Dass diese Grundsätze konstituierend für die Verfassung unseres Landes sind, zeigt ein Blick auf die Regelung in Art. 79 Abs. 3 GG, die sog. Ewigkeitsgarantie. Dort ist geregelt, dass die in Art. 20 GG festgeschriebenen Staatsstrukturprinzipien und die in Art. 1 GG enthaltenen Garantien (insbesondere der Schutz der Menschenwürde) einer Grundgesetzänderung nicht zugänglich sind. Gleichzeitig bedeutet dies, dass alle anderen Vorschriften der Verfassung grundsätzlich mit der erforderlichen „Zwei-Drittel-Mehrheit" in Bundestag und Bundesrat (Art. 79 Abs. 2 GG) Änderungen oder gar Streichungen erfahren können.
A. Republik
Republik ist in erster Linie als Gegensatz zur Monarchie zu verstehen, als ein Verbot der Monarchie. In einem weitverstandenen Sinn kann das republikanische Prinzip als die Verpflichtung der Staatsgewalt auf die Interessen der „res publica", also auf das Gemeinwohl, verstanden werden.¹ Diese Gemeinwohlorientierung kommt etwas klarer in den Eidesformeln von Bundespräsident, Bundeskanzler und -minister (Art. 56, 64 Abs. 2 GG) zum Ausdruck, die sich dazu verpflichten, ihre „Kraft dem Wohle des deutschen Volkes zu widmen, seinen Nutzen zu mehren und Schaden von ihm abwenden".
B. Sozialstaat
Unter einem Sozialstaat versteht man einen gemeinwohlorientierten Staat, der zur Abhilfe sozialer Not und zu einem gewissen Mindestausgleich der sozialen Verhältnisse verpflichtet ist.² Allerdings lässt das Grundgesetz dem Gesetzgeber bei der Herstellung einer gerechten Sozialordnung einen sehr weiten Gestaltungsspielraum³. Dies liegt in der Natur der Sache.
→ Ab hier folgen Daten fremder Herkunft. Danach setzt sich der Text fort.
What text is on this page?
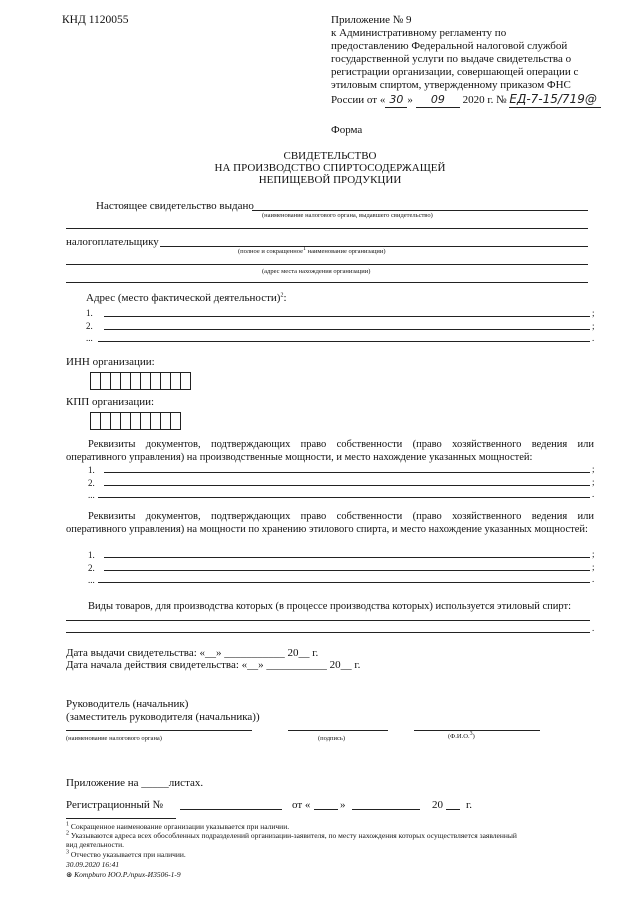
КНД 1120055	Приложение № 9
к Административному регламенту по
предоставлению Федеральной налоговой службой
государственной услуги по выдаче свидетельства о
регистрации организации, совершающей операции с
этиловым спиртом, утвержденному приказом ФНС
России от « 30 » 09 2020 г. № ЕД-7-15/719@
Форма
СВИДЕТЕЛЬСТВО
НА ПРОИЗВОДСТВО СПИРТОСОДЕРЖАЩЕЙ
НЕПИЩЕВОЙ ПРОДУКЦИИ
Настоящее свидетельство выдано
(наименование налогового органа, выдавшего свидетельство)
налогоплательщику
(полное и сокращенное$^1$ наименование организации)
(адрес места нахождения организации)
Адрес (место фактической деятельности)$^2$:
1.	;
2.	;
...	.
ИНН организации:
КПП организации:
Реквизиты документов, подтверждающих право собственности (право хозяйственного ведения или оперативного управления) на производственные мощности, и место нахождение указанных мощностей:
1.	;
2.	;
...	.
Реквизиты документов, подтверждающих право собственности (право хозяйственного ведения или оперативного управления) на мощности по хранению этилового спирта, и место нахождение указанных мощностей:
1.	;
2.	;
...	.
Виды товаров, для производства которых (в процессе производства которых) используется этиловый спирт:
.
Дата выдачи свидетельства: «__» ___________ 20__ г.
Дата начала действия свидетельства: «__» ___________ 20__ г.
Руководитель (начальник)
(заместитель руководителя (начальника))
(наименование налогового органа)	(подпись)	(Ф.И.О.$^3$)
Приложение на _____листах.
Регистрационный №	от «	»	20 г.
$^1$ Сокращенное наименование организации указывается при наличии.
$^2$ Указываются адреса всех обособленных подразделений организации-заявителя, по месту нахождения которых осуществляется заявленный
вид деятельности.
$^3$ Отчество указывается при наличии.
30.09.2020 16:41
⊛ Kompburo ЮО.Р./прих-И3506-1-9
Zum einen sind sozialstaatliche Leistungen stark konjunkturabhängig und stehen unter dem Vorbehalt des Möglichen. Zum anderen müssen sozialrechtliche Regelungen detailliert getroffen werden, was notwendig Sache des einfachen Gesetzgebers ist. Daher bestehen grundsätzlich keine Leistungsansprüche von Bürgern, die unmittelbar mit dem grundgesetzlichen Sozialstaatsprinzip begründet werden können. Mit einer Ausnahme: Der Gesetzgeber hat – abgeleitet aus dem Sozialstaatsprinzip und der Menschenwürdegarantie, Art. 1 Abs. 1 GG – einen „sozialen Mindeststandard" einzuhalten, der sich aber in der Verpflichtung der Gewährleistung eines menschenwürdigen Existenzminimums (mittels der „Bürgergeld"-Leistungen) erschöpft.⁴
C. Bundesstaat
In der Bundesrepublik Deutschland ist die Staatsgewalt neben der horizontalen Gewaltenteilung zwischen Legislative, Exekutive und Judikative vertikal auf Bund und Länder verteilt. Dies bezeichnet man als Bundesstaatsprinzip⁵. Seinen verfassungsrechtlichen Niederschlag findet es in Art. 20 Abs. 1 GG („Die Bundesrepublik Deutschland ist ein … Bundesstaat"). Wie der Bund haben die Länder gesetzgebende Organe (die Landtage), vollziehende Organe (an der Spitze die jeweilige Landesregierung) und Gerichte, die die Rechtsprechung ausüben. Nach Art. 30 GG sind grundsätzlich die Länder für die Erfüllung der staatlichen Aufgaben zuständig, es sei denn, das Grundgesetz trifft zugunsten des Bundes eine andere Regelung. Das Grundgesetz enthält ausführliche Vorschriften, wie die einzelnen staatlichen Aufgaben zwischen Bund und Ländern verteilt werden. Nämlich in den Regelungen des Grundgesetzes über die Kompetenzverteilung zwischen Bund und Ländern in der Gesetzgebung (Art. 70 ff. GG), in der Verwaltung (Art. 83 ff. GG), in der Rechtsprechung (Art. 92 ff. GG) sowie – im hier nicht interessierenden – Bereich des Finanzwesens (Art. 104a ff. GG).
I. Gesetzgebung
Bei der Gesetzgebung gibt es Kataloge (Art. 73, 74 GG = ausschließliche und konkurrierende Gesetzgebung des Bundes), die nach Sachmaterien geordnet aufzählen, in welchen Fällen der Bund für den Erlass eines Gesetzes zuständig ist⁶. Ist eine Materie nicht in einem der Kataloge genannt, bleibt es bei der grundsätzlichen Gesetzgebungszuständigkeit der Länder, vgl. Art. 70 GG.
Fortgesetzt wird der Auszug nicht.